Coupled with the quantitative easing policy that the Federal Reserve has started at the end of 2008, Goldman Sachs Group has more money. Last year, Goldman Sachs Group President Lloyd contacted Barron's, hoping to invest some funds into the Zeuss Fund again. among.
Of course, Barron would not say that he was still dissatisfied because Goldman Sachs withdrew its capital from the Zeuss Fund at that time. After all, everything was just for profit.
It's just that this time Goldman Sachs once again invested funds into the Zeuss Fund. Of course, it is impossible to directly hold shares in the investment company where this fund is located like before. It can only invest funds directly like normal fund investments. Into the Zeuss Fund's capital pool, this means that this part of the funds not only needs to pay a part of the management fee to the Zeuss Fund, but its profit part also needs to be divided into the fund according to the regulations of the Zeuss Fund.
Since it can bring him benefits, Barron naturally has no reason to refuse.
And this time, not only Goldman Sachs Group, but also Wall Street capitals such as JP Morgan Chase have invested more or less money in the Zeuss Fund.
On the one hand, this can bring benefits to the Zeuss Fund. On the other hand, it can also bundle the interests of these Wall Street capitals with itself. It can be said to be a multi-purpose thing.
Capital is like this. When you can bring benefits to them, then you are God.

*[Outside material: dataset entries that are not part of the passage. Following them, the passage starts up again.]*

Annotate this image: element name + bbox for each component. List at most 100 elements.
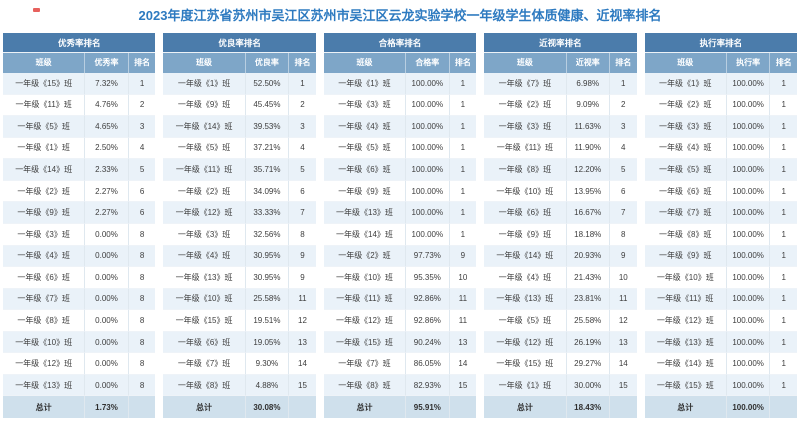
class-cell: 一年级《7》班 <box>163 353 246 375</box>
table-title: 执行率排名 <box>644 33 798 53</box>
table-row: 一年级《9》班 18.18% 8 <box>484 223 637 246</box>
rank-cell: 8 <box>128 246 156 268</box>
column-header-class: 班级 <box>3 53 86 73</box>
total-value: 95.91% <box>406 396 450 418</box>
total-rank-empty <box>129 396 156 418</box>
rank-cell: 15 <box>289 375 316 397</box>
rank-cell: 13 <box>609 332 637 354</box>
total-rank-empty <box>289 396 316 418</box>
class-cell: 一年级《2》班 <box>484 94 567 117</box>
class-cell: 一年级《8》班 <box>484 159 567 181</box>
rate-cell: 32.56% <box>245 223 290 246</box>
rank-cell: 2 <box>128 95 156 117</box>
column-header-class: 班级 <box>484 53 567 73</box>
class-cell: 一年级《11》班 <box>3 94 86 117</box>
class-cell: 一年级《11》班 <box>323 288 407 311</box>
class-cell: 一年级《12》班 <box>644 310 727 332</box>
table-row: 一年级《10》班 100.00% 1 <box>644 267 798 289</box>
table-row: 一年级《10》班 13.95% 6 <box>484 180 637 203</box>
rate-cell: 100.00% <box>726 73 771 95</box>
rate-cell: 100.00% <box>726 245 771 268</box>
class-cell: 一年级《4》班 <box>323 116 407 138</box>
rank-cell: 15 <box>449 375 477 397</box>
rate-cell: 12.20% <box>566 159 610 181</box>
table-row: 一年级《7》班 86.05% 14 <box>323 353 477 375</box>
table-row: 一年级《6》班 100.00% 1 <box>323 159 477 181</box>
total-label: 总计 <box>163 396 246 418</box>
table-row: 一年级《7》班 100.00% 1 <box>644 202 798 224</box>
table-row: 一年级《1》班 100.00% 1 <box>644 73 798 95</box>
rate-cell: 19.51% <box>245 310 290 332</box>
total-value: 18.43% <box>567 396 610 418</box>
class-cell: 一年级《6》班 <box>3 267 86 289</box>
rank-cell: 5 <box>289 159 316 181</box>
table-row: 一年级《5》班 37.21% 4 <box>163 137 316 160</box>
rank-cell: 8 <box>128 375 156 397</box>
rank-cell: 8 <box>128 289 156 311</box>
rank-cell: 8 <box>128 224 156 246</box>
rate-cell: 100.00% <box>406 73 450 95</box>
class-cell: 一年级《4》班 <box>644 137 727 160</box>
rank-cell: 1 <box>770 332 798 354</box>
table-title: 合格率排名 <box>323 33 477 53</box>
class-cell: 一年级《9》班 <box>644 245 727 268</box>
rank-cell: 11 <box>449 289 477 311</box>
table-row: 一年级《8》班 4.88% 15 <box>163 374 316 397</box>
rank-cell: 4 <box>128 138 156 160</box>
table-header-row: 班级 优秀率 排名 <box>3 53 156 73</box>
rate-cell: 13.95% <box>566 180 610 203</box>
table-row: 一年级《10》班 95.35% 10 <box>323 267 477 289</box>
class-cell: 一年级《5》班 <box>163 137 246 160</box>
rate-cell: 37.21% <box>245 137 290 160</box>
class-cell: 一年级《14》班 <box>163 116 246 138</box>
rate-cell: 100.00% <box>726 353 771 375</box>
class-cell: 一年级《3》班 <box>323 94 407 117</box>
class-cell: 一年级《12》班 <box>323 310 407 332</box>
rank-cell: 2 <box>609 95 637 117</box>
rank-cell: 9 <box>289 246 316 268</box>
table-row: 一年级《15》班 100.00% 1 <box>644 374 798 397</box>
rank-cell: 7 <box>289 202 316 224</box>
table-row: 一年级《5》班 100.00% 1 <box>644 159 798 181</box>
rate-cell: 9.09% <box>566 94 610 117</box>
rank-cell: 1 <box>770 224 798 246</box>
rate-cell: 52.50% <box>245 73 290 95</box>
rate-cell: 100.00% <box>726 202 771 224</box>
rate-cell: 100.00% <box>726 223 771 246</box>
rate-cell: 100.00% <box>406 223 450 246</box>
table-row: 一年级《5》班 100.00% 1 <box>323 137 477 160</box>
table-row: 一年级《15》班 19.51% 12 <box>163 310 316 332</box>
rate-cell: 0.00% <box>85 245 129 268</box>
table-row: 一年级《14》班 39.53% 3 <box>163 116 316 138</box>
rank-cell: 1 <box>770 310 798 332</box>
table-row: 一年级《12》班 100.00% 1 <box>644 310 798 332</box>
rank-cell: 1 <box>128 73 156 95</box>
table-row: 一年级《11》班 92.86% 11 <box>323 288 477 311</box>
class-cell: 一年级《15》班 <box>3 73 86 95</box>
rate-cell: 26.19% <box>566 331 610 354</box>
rate-cell: 16.67% <box>566 202 610 224</box>
rate-cell: 2.33% <box>85 159 129 181</box>
rate-cell: 100.00% <box>406 159 450 181</box>
rate-cell: 92.86% <box>406 310 450 332</box>
rank-cell: 8 <box>128 353 156 375</box>
column-header-rate: 执行率 <box>727 53 771 73</box>
total-value: 1.73% <box>85 396 129 418</box>
class-cell: 一年级《8》班 <box>644 223 727 246</box>
rate-cell: 30.95% <box>245 267 290 289</box>
rank-cell: 8 <box>128 310 156 332</box>
class-cell: 一年级《5》班 <box>484 310 567 332</box>
table-row: 一年级《6》班 19.05% 13 <box>163 331 316 354</box>
rate-cell: 0.00% <box>85 223 129 246</box>
table-row: 一年级《14》班 100.00% 1 <box>644 353 798 375</box>
table-row: 一年级《2》班 97.73% 9 <box>323 245 477 268</box>
table-row: 一年级《12》班 0.00% 8 <box>3 353 156 375</box>
total-rank-empty <box>770 396 797 418</box>
rank-cell: 12 <box>289 310 316 332</box>
rank-cell: 1 <box>289 73 316 95</box>
table-row: 一年级《9》班 100.00% 1 <box>644 245 798 268</box>
class-cell: 一年级《6》班 <box>163 331 246 354</box>
rate-cell: 9.30% <box>245 353 290 375</box>
table-body: 一年级《1》班 52.50% 1 一年级《9》班 45.45% 2 一年级《14》班 39.5… <box>163 73 316 418</box>
rank-cell: 9 <box>609 246 637 268</box>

Therefore, the relationship between Barron's and Wall Street capital--to be precise, part of it--has never been closer.
Otherwise, it is impossible that the short-selling operations in South Korea, Japan and Europe will be "collaborated" with Barron's, and Barron will still have considerable say.
"There is nothing wrong with putting pressure on the LCR Rothschild Group, Your Highness the Duke, but it will definitely affect our cooperative relations with countries like Greece..."
This time, when Barron met with Wall Street tycoons including Lloyd Trankfin of Goldman Sachs Group and Jamie Dimon of JPMorgan Chase, he discussed his actions in Europe, which targeted Rothschild. When talking about family matters, Lloyd frowned slightly and said this.
"And forcing a country to default on its debt is not a trivial matter. It may cause many chain reactions."
Jamie Dimon also said at the right time.
Of course, Barron understood that the reason why these old foxes acted like this was not because they were morally unacceptable. If it was for sufficient benefits, even if they betrayed their close relatives, I am afraid these people would not be so melancholy.
The reason why they said this was simply that they hoped to obtain more benefits from the future carving up of the Rothschild family.
Of course, in the view of Lloyd and Jamie, their purpose is to harvest Europe. If in the process, a large piece of flesh of the Rothschild family is "accidentally" cut off, then it can only be said that Sorry, please pay attention next time...
But if it is to openly target the Rothschild family, although the other party is now in decline, it still has a foundation after all.
It's not that they are afraid of the Rothschild family, but there is always necessity to do many things.
For them, there is no need to deliberately target the Rothschild family, but if they must...
That definitely requires enough benefits.